Emily’s List is urging its supporters to contact members of Congress and tell them to oppose repealing Obamacare. In her e-mail, president Stephanie Schriock claims that “Boehner and the Republicans have grievously misled the public about health care reform from day one.” Yet her e-mail contains a fair bit of misleading information of its own.


For example, she claims that repeal would mean “$230 billion added to the deficit.” Yuval Levin, among others, has dissected the absurd claim that Obamacare somehow saves taxpayers money. At best, from a deficit perspective, the new law reduces the deficit by raking in enough new tax revenue and cutting Medicare enough to offset all the new spending (in which case taxpayers pay more for a significantly expanded government). But it’s highly unlikely that all the new taxes and Medicare cuts contained in Obamacare will be sufficient to cover the law’s explosion of new spending. The only way Democrats could manufacture positive scores from the Congressional Budget Office was by gaming the scoring system.


She writes that Obamacare benefits seniors and reduces the “donut hole” in Medicare’s prescription-drug benefit, but ignores how the law eliminates popular Medicare programs and will attempt to squeeze hundreds of billions of dollars from Medicare – which will likely result in less access to quality care – to pay for the broad new entitlement.


Schriock implicitly applauds the regulations that let “children” stay on their parents’ insurance until age 26 and limit insurance companies’ ability to charge different premiums to different people based on factors like gender, but she ignores the very real costs associated with these provisions. Sure, some people benefit from these new mandates, but the costs of those benefits are shifted to everyone else. That’s why premiums are expected to rise faster as Obamacare’s mandates kick in.

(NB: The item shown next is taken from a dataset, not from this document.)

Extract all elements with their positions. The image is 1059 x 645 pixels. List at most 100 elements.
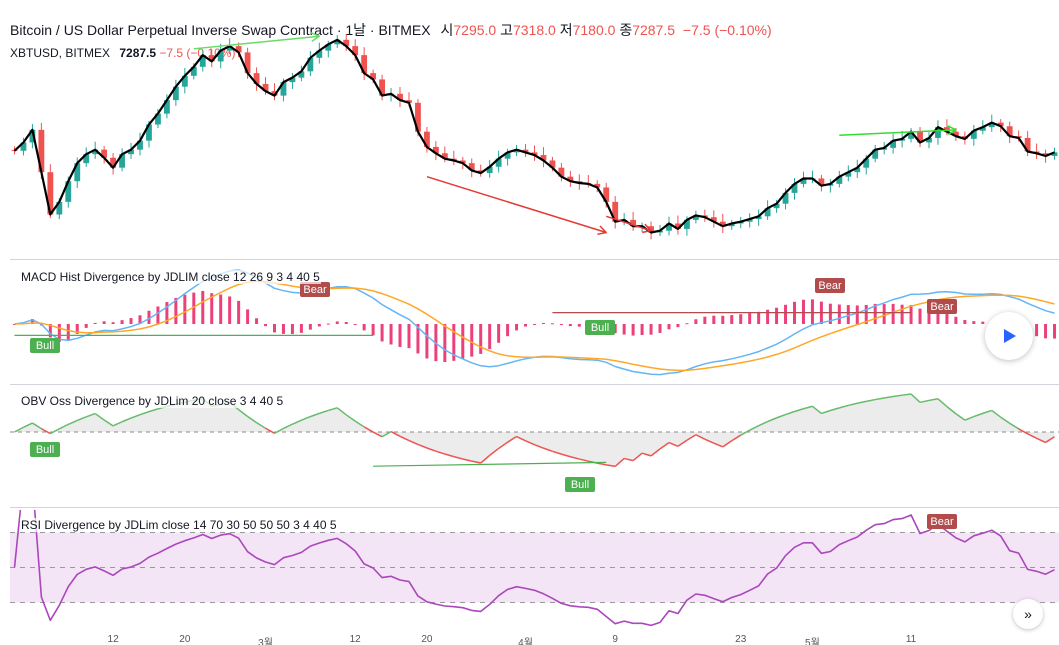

Schriock makes it sound as though opponents of Obamacare rejoice at the idea of increasing the ranks of the uninsured. In reality, the reason so many Americans support repeal is that they know there are ways to better reform our health-care system without ceding so much control to the government. Americans don’t want government dictating the type of insurance they have to have. They don’t want to be pushed from their private insurance onto government rolls. They want jobs, and they recognize that our current unemployment problem will be exacerbated by a law that will drive up employment costs.


Schriock may succeed in convincing her already-liberal members to call their congressmen, but these one-sided arguments aren’t going to convince the majority of Americans, who want this counterproductive law repealed.